The Deloitte Annual Review of Football Finance 2013 reports half the clubs in the Premier League are still making losses despite record overall revenues.

But the extra TV cash, plus new spending controls, could have significant beneficial effects for Saints and their top-flight rivals if it is managed properly.

From August, clubs in the Premier League will receive an extra £25m on average each year from the new TV contracts, and for most clubs that could wipe out their losses.

Relegated clubs will also receive up to £60m in parachute payments.

The Deloitte report predicts player wage costs will rise considerably with the new TV money coming in.

It was already a massive £1.8bn in 2011/12, the season in which Saints won promotion to the Premier League.

Deloitte believe clubs should keep that rise to respectable levels and allow more money to be spent on stadia, youth development and reducing losses.

“Achieving a more sustainable balance between their costs and revenues and thereby generating more profits provides opportunities or, some might say, a culture shock for clubs,” says the report.

“Increased profitability will allow greater longer-term investment in stadia and training infrastructure, youth development and community programmes.

“It also provides funds for the acquisition of talent, as clubs in the top flight can use the self-generated funds to transfer in and retain top playing talent to strive to improve the quality of football on show.”
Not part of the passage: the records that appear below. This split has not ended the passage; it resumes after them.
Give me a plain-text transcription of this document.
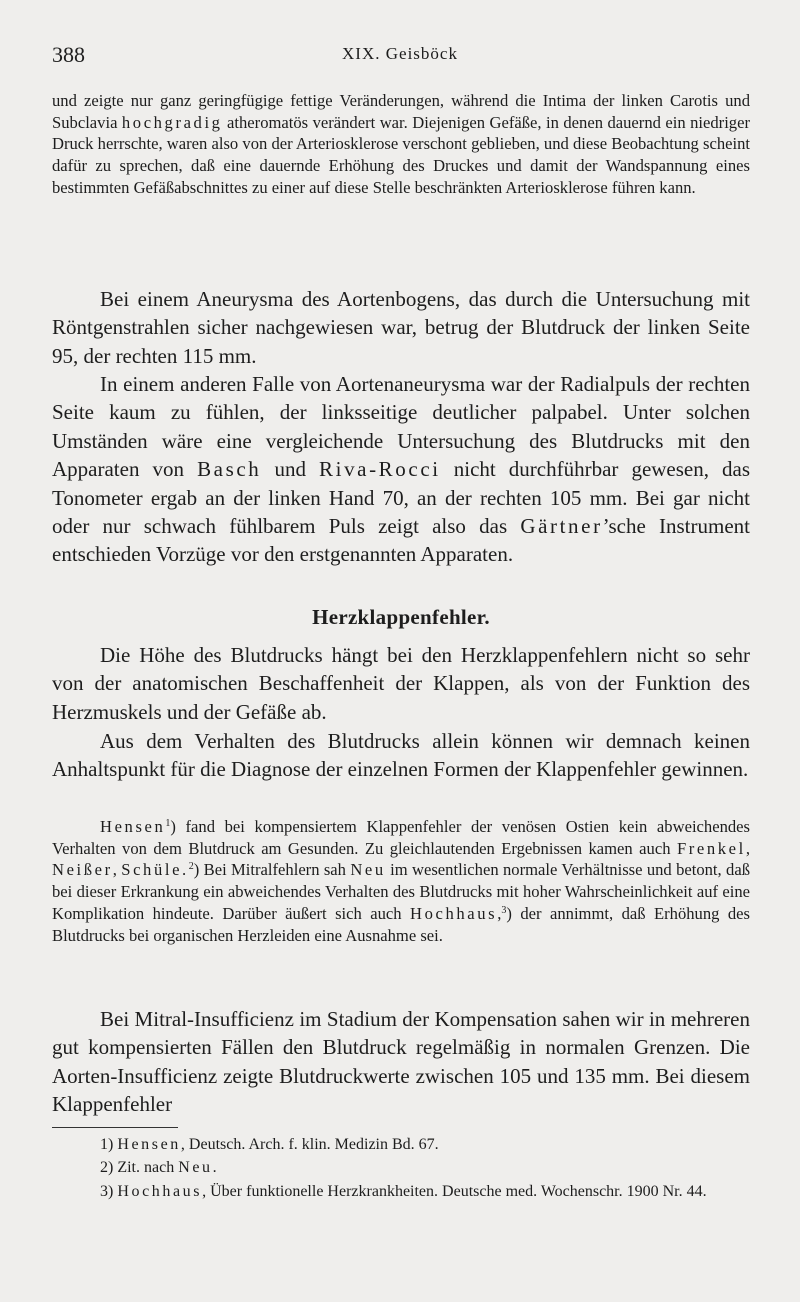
388	XIX. Geisböck

und zeigte nur ganz geringfügige fettige Veränderungen, während die Intima der linken Carotis und Subclavia hochgradig atheromatös verändert war. Diejenigen Gefäße, in denen dauernd ein niedriger Druck herrschte, waren also von der Arteriosklerose verschont geblieben, und diese Beobachtung scheint dafür zu sprechen, daß eine dauernde Erhöhung des Druckes und damit der Wandspannung eines bestimmten Gefäßabschnittes zu einer auf diese Stelle beschränkten Arteriosklerose führen kann.

Bei einem Aneurysma des Aortenbogens, das durch die Untersuchung mit Röntgenstrahlen sicher nachgewiesen war, betrug der Blutdruck der linken Seite 95, der rechten 115 mm.

In einem anderen Falle von Aortenaneurysma war der Radialpuls der rechten Seite kaum zu fühlen, der linksseitige deutlicher palpabel. Unter solchen Umständen wäre eine vergleichende Untersuchung des Blutdrucks mit den Apparaten von Basch und Riva-Rocci nicht durchführbar gewesen, das Tonometer ergab an der linken Hand 70, an der rechten 105 mm. Bei gar nicht oder nur schwach fühlbarem Puls zeigt also das Gärtner’sche Instrument entschieden Vorzüge vor den erstgenannten Apparaten.

Herzklappenfehler.

Die Höhe des Blutdrucks hängt bei den Herzklappenfehlern nicht so sehr von der anatomischen Beschaffenheit der Klappen, als von der Funktion des Herzmuskels und der Gefäße ab.

Aus dem Verhalten des Blutdrucks allein können wir demnach keinen Anhaltspunkt für die Diagnose der einzelnen Formen der Klappenfehler gewinnen.

Hensen$^1$) fand bei kompensiertem Klappenfehler der venösen Ostien kein abweichendes Verhalten von dem Blutdruck am Gesunden. Zu gleichlautenden Ergebnissen kamen auch Frenkel, Neißer, Schüle.$^2$) Bei Mitralfehlern sah Neu im wesentlichen normale Verhältnisse und betont, daß bei dieser Erkrankung ein abweichendes Verhalten des Blutdrucks mit hoher Wahrscheinlichkeit auf eine Komplikation hindeute. Darüber äußert sich auch Hochhaus,$^3$) der annimmt, daß Erhöhung des Blutdrucks bei organischen Herzleiden eine Ausnahme sei.

Bei Mitral-Insufficienz im Stadium der Kompensation sahen wir in mehreren gut kompensierten Fällen den Blutdruck regelmäßig in normalen Grenzen. Die Aorten-Insufficienz zeigte Blutdruckwerte zwischen 105 und 135 mm. Bei diesem Klappenfehler

1) Hensen, Deutsch. Arch. f. klin. Medizin Bd. 67.
2) Zit. nach Neu.
3) Hochhaus, Über funktionelle Herzkrankheiten. Deutsche med. Wochenschr. 1900 Nr. 44.
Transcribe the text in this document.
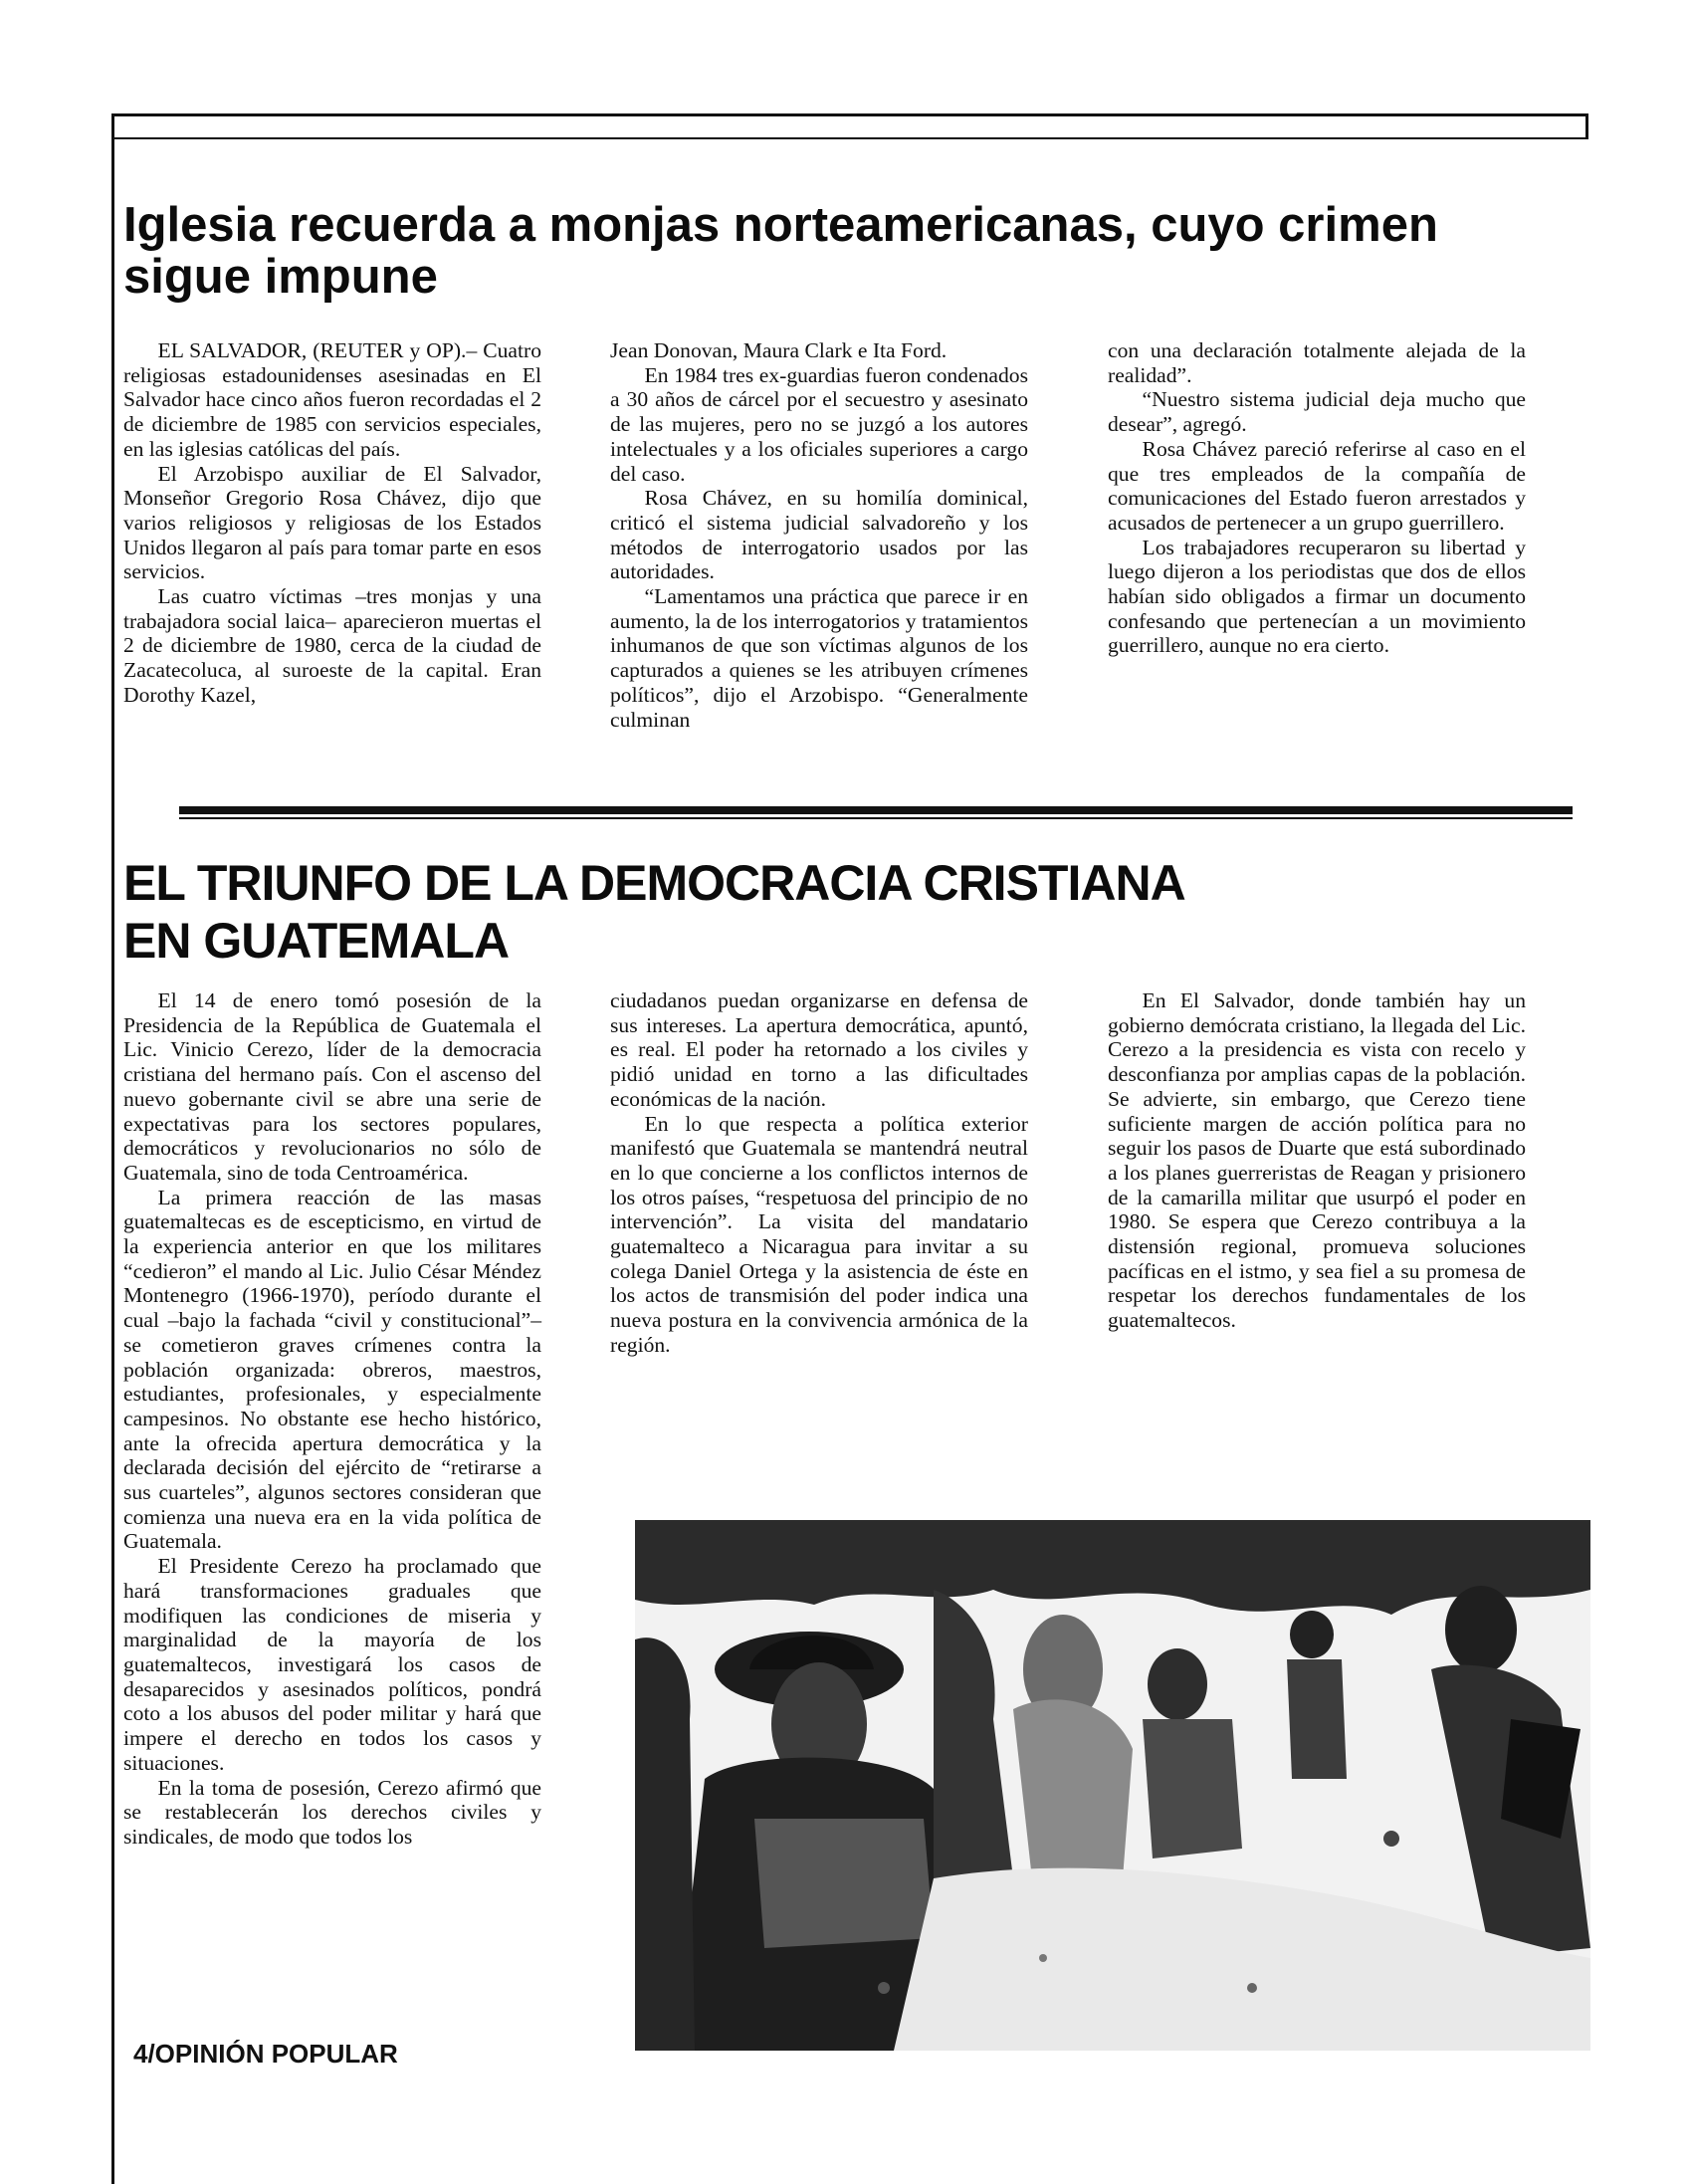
Iglesia recuerda a monjas norteamericanas, cuyo crimen sigue impune

EL SALVADOR, (REUTER y OP).– Cuatro religiosas estadounidenses asesinadas en El Salvador hace cinco años fueron recordadas el 2 de diciembre de 1985 con servicios especiales, en las iglesias católicas del país.

El Arzobispo auxiliar de El Salvador, Monseñor Gregorio Rosa Chávez, dijo que varios religiosos y religiosas de los Estados Unidos llegaron al país para tomar parte en esos servicios.

Las cuatro víctimas –tres monjas y una trabajadora social laica– aparecieron muertas el 2 de diciembre de 1980, cerca de la ciudad de Zacatecoluca, al suroeste de la capital. Eran Dorothy Kazel,

Jean Donovan, Maura Clark e Ita Ford.

En 1984 tres ex-guardias fueron condenados a 30 años de cárcel por el secuestro y asesinato de las mujeres, pero no se juzgó a los autores intelectuales y a los oficiales superiores a cargo del caso.

Rosa Chávez, en su homilía dominical, criticó el sistema judicial salvadoreño y los métodos de interrogatorio usados por las autoridades.

“Lamentamos una práctica que parece ir en aumento, la de los interrogatorios y tratamientos inhumanos de que son víctimas algunos de los capturados a quienes se les atribuyen crímenes políticos”, dijo el Arzobispo. “Generalmente culminan

con una declaración totalmente alejada de la realidad”.

“Nuestro sistema judicial deja mucho que desear”, agregó.

Rosa Chávez pareció referirse al caso en el que tres empleados de la compañía de comunicaciones del Estado fueron arrestados y acusados de pertenecer a un grupo guerrillero.

Los trabajadores recuperaron su libertad y luego dijeron a los periodistas que dos de ellos habían sido obligados a firmar un documento confesando que pertenecían a un movimiento guerrillero, aunque no era cierto.

EL TRIUNFO DE LA DEMOCRACIA CRISTIANA
EN GUATEMALA

El 14 de enero tomó posesión de la Presidencia de la República de Guatemala el Lic. Vinicio Cerezo, líder de la democracia cristiana del hermano país. Con el ascenso del nuevo gobernante civil se abre una serie de expectativas para los sectores populares, democráticos y revolucionarios no sólo de Guatemala, sino de toda Centroamérica.

La primera reacción de las masas guatemaltecas es de escepticismo, en virtud de la experiencia anterior en que los militares “cedieron” el mando al Lic. Julio César Méndez Montenegro (1966-1970), período durante el cual –bajo la fachada “civil y constitucional”– se cometieron graves crímenes contra la población organizada: obreros, maestros, estudiantes, profesionales, y especialmente campesinos. No obstante ese hecho histórico, ante la ofrecida apertura democrática y la declarada decisión del ejército de “retirarse a sus cuarteles”, algunos sectores consideran que comienza una nueva era en la vida política de Guatemala.

El Presidente Cerezo ha proclamado que hará transformaciones graduales que modifiquen las condiciones de miseria y marginalidad de la mayoría de los guatemaltecos, investigará los casos de desaparecidos y asesinados políticos, pondrá coto a los abusos del poder militar y hará que impere el derecho en todos los casos y situaciones.

En la toma de posesión, Cerezo afirmó que se restablecerán los derechos civiles y sindicales, de modo que todos los

ciudadanos puedan organizarse en defensa de sus intereses. La apertura democrática, apuntó, es real. El poder ha retornado a los civiles y pidió unidad en torno a las dificultades económicas de la nación.

En lo que respecta a política exterior manifestó que Guatemala se mantendrá neutral en lo que concierne a los conflictos internos de los otros países, “respetuosa del principio de no intervención”. La visita del mandatario guatemalteco a Nicaragua para invitar a su colega Daniel Ortega y la asistencia de éste en los actos de transmisión del poder indica una nueva postura en la convivencia armónica de la región.

En El Salvador, donde también hay un gobierno demócrata cristiano, la llegada del Lic. Cerezo a la presidencia es vista con recelo y desconfianza por amplias capas de la población. Se advierte, sin embargo, que Cerezo tiene suficiente margen de acción política para no seguir los pasos de Duarte que está subordinado a los planes guerreristas de Reagan y prisionero de la camarilla militar que usurpó el poder en 1980. Se espera que Cerezo contribuya a la distensión regional, promueva soluciones pacíficas en el istmo, y sea fiel a su promesa de respetar los derechos fundamentales de los guatemaltecos.

4/OPINIÓN POPULAR
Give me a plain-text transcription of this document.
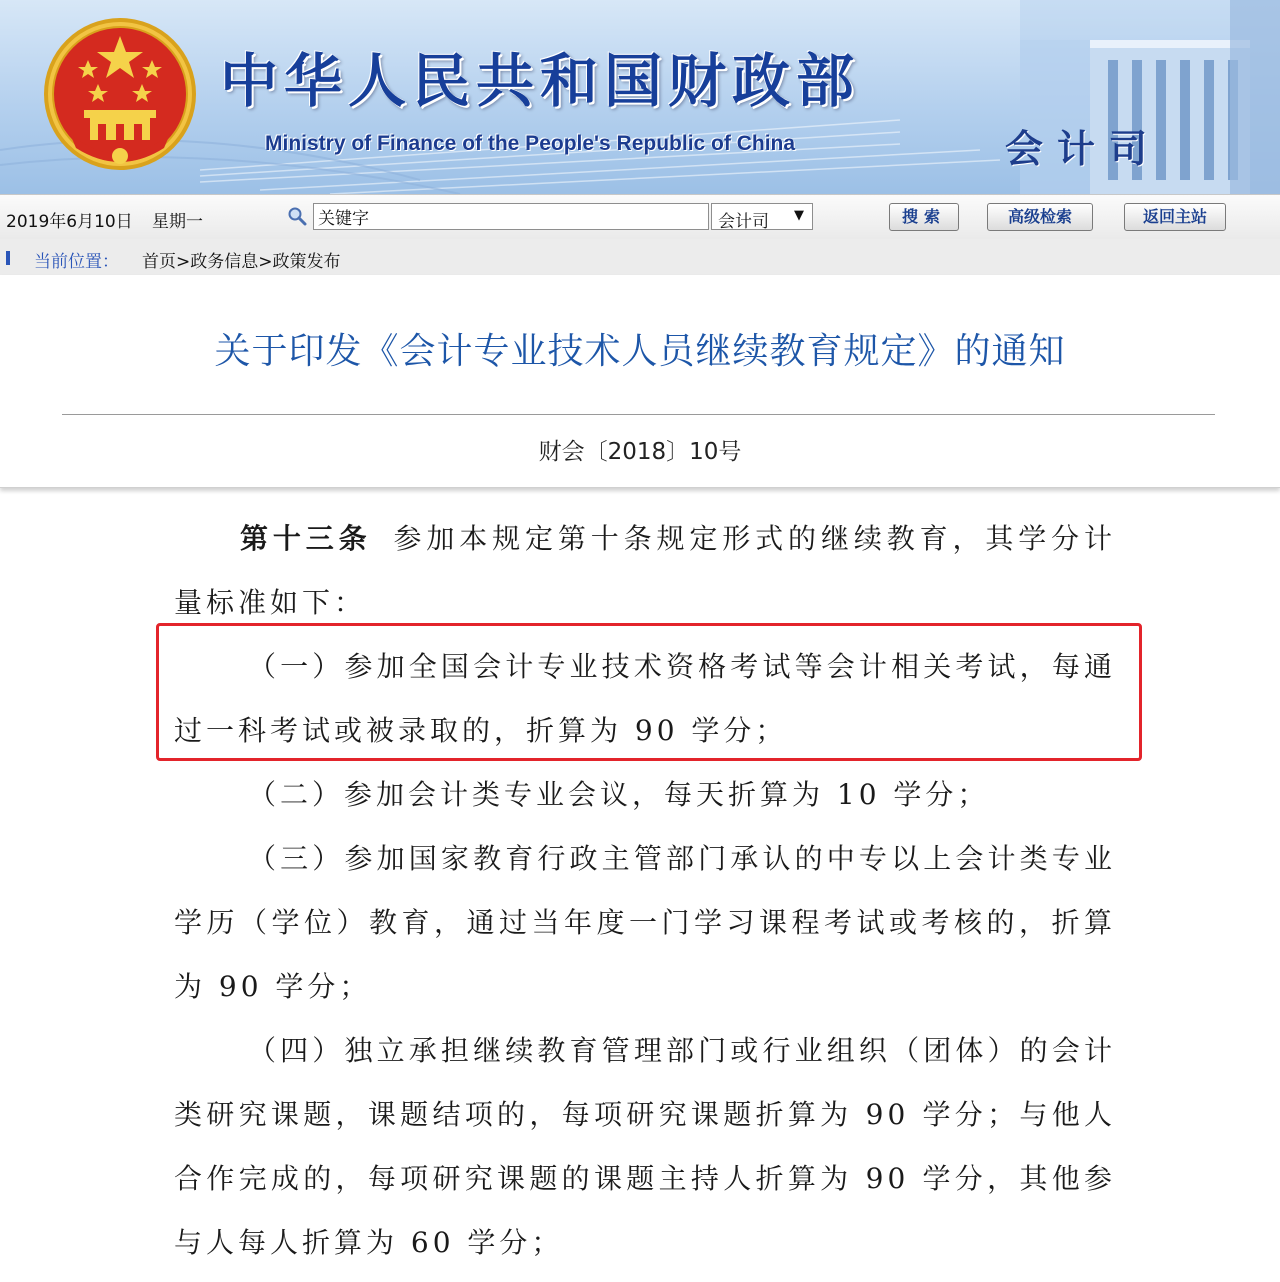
中华人民共和国财政部
Ministry of Finance of the People's Republic of China	会计司
2019年6月10日 星期一
关键字	会计司 ▼	搜索	高级检索	返回主站
当前位置： 首页>政务信息>政策发布
关于印发《会计专业技术人员继续教育规定》的通知
财会〔2018〕10号

第十三条 参加本规定第十条规定形式的继续教育，其学分计

量标准如下：

（一）参加全国会计专业技术资格考试等会计相关考试，每通

过一科考试或被录取的，折算为 90 学分；

（二）参加会计类专业会议，每天折算为 10 学分；

（三）参加国家教育行政主管部门承认的中专以上会计类专业

学历（学位）教育，通过当年度一门学习课程考试或考核的，折算

为 90 学分；

（四）独立承担继续教育管理部门或行业组织（团体）的会计

类研究课题，课题结项的，每项研究课题折算为 90 学分；与他人

合作完成的，每项研究课题的课题主持人折算为 90 学分，其他参

与人每人折算为 60 学分；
Premier League clubs' revenue reached a record £2.36bn in 2011/12, but most of that went on wages - up four per cent - to remain 70 per cent of total turnover.

In the Championship, the picture is even more alarming, with only five of the 24 clubs finishing in the black and overall 90 per cent of all revenue going on wages.

In the season reported, Saints’ Championship wage bill represented 102 per cent of turnover.

But their interim figures for the first half of last season back in the top flight reported that executive chairman Nicola Cortese had reduced that figure to 59 per cent.

Alan Switzer, director in the sports business group at Deloitte, said: “It's fair to say some Championship clubs are rolling the dice and gambling on getting into the Premier League.”

The top five clubs by revenue in 2011/12 were Manchester United (£320m), Chelsea (£261m), Arsenal (£235m), Manchester City (£231m), and Liverpool (£189m).

Manchester City also made the greatest annual loss, £97.9m, down from the £197.5m of the previous 12 months.

In comparison with the rest of Europe, the Premier League clubs continue to have the highest revenue, £2.4 billion compared to Germany's £1.5 billion and Spain's £1.4 billion.

Debt levels at top-flight clubs remained much the same at £2.4bn, but 59 per cent of this is in the form of non-interest bearing ‘soft loans’ mainly involving three clubs – Chelsea (£895m), Newcastle (£267m) and QPR (£93m).